At the convention, Madison was drawn into the debate over nullification. Southerners supporting the right of a state to declare a federal law null and void within their respective states cited as precedents the Virginia and Kentucky Resolutions, written by James Madison and Thomas Jefferson. Madison publicly repudiated the Nullification movement, stating that it had never been his intention to grant the states the power to nullify a law or dissolve the Union. He denounced the doctrines of Nullification and Secession as “twin heresies.”

Believing that slavery was undermining the Union, Madison favored a gradual abolition of slaves and resettlement of freed blacks in Africa. In 1819, he helped organize the American Colonization Society, which founded the nation of Liberia as a colony for former American slaves.

Madison helped Thomas Jefferson create the University of Virginia, and served on the Board of Regents. In 1826, he succeeded Jefferson as Rector of the University. He, in turn, was succeeded by James Monroe.

James Monroe retired to his estate, Oak Hill, near Leesburg, Virginia. At the Virginia Constitutional Convention in 1829, he represented the Loudoun-Fairfax region and was elected president of the convention. After the death of his wife the next year, Monroe sold Oak Hill and moved to New York City to live with one of his daughters and her husband. Monroe died there on July 4, 1831, the third President to die on that date.

Probably the greatest ex-President of all times was John Quincy Adams. After his resounding defeat for re-election to the White House, he returned to his home in Quincy, Massachusetts. The next year, the people of Quincy asked him to run for the U.S. House of Representatives. Adams agreed to run on two conditions: 1) that he never be expected to promote himself as a candidate and ask for votes and 2) that it be understood he would pursue a course in Congress independent of any party and the people who elected him. Under those terms, he was elected and held his seat in the House until he died in 1848, on the floor of the U.S. House of Representatives. After his first election to the House, he wrote in his diary, “I am a member-elect of the Twenty-Second Congress. No election or appointment conferred upon me ever gave me so much pleasure. My election as President of the United States was not half so gratifying to my inmost soul.” Having been during his long career a member of the Federalist, Democratic-Republican and National Republican parties, he was elected to the House as an Anti-Mason and later as a Whig.

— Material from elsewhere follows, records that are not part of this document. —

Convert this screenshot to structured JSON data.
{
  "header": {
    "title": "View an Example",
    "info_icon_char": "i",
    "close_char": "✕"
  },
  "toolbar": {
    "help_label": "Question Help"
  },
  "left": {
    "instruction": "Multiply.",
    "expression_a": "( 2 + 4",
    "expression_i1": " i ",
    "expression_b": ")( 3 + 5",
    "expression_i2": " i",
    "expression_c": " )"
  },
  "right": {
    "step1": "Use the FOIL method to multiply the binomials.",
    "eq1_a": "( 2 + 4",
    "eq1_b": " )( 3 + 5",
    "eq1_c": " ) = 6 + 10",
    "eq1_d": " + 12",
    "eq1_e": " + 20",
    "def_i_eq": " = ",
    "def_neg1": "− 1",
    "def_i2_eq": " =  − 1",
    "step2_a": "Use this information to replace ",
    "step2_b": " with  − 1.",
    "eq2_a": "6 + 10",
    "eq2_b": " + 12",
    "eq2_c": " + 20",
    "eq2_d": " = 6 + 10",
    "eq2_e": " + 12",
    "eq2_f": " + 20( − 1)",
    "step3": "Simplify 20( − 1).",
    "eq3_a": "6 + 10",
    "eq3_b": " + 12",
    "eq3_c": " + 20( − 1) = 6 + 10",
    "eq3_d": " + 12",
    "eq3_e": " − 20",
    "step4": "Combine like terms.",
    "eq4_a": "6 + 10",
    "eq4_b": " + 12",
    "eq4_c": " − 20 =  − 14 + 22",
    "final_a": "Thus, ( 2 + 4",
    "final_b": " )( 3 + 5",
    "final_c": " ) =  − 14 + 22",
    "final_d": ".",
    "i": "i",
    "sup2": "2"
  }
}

As a member of the House of Representatives, John Quincy Adams often found himself in the minority on major issues. He supported the continuation of the Bank of the United States, opposed the annexation of Texas, and voted against the declaration of war with Mexico in 1846. His greatest victory was his successful struggle against the Gag Rule. In 1836, the House had voted to automatically table without debate any petition critical of slavery. Adams felt this violated the constitutional right of petition and fought against the rule for eight years. Finally, in 1844, the House voted to repeal the Gag Rule. During his long tenure in the House, Adams earned the nickname of Old Man Eloquent. He suffered a serious stroke in 1848, and was carried to the Speakers chambers, where he died several days later. John Quincy Adams remains the only President to serve in the U.S. House of Representatives after his term in the White House.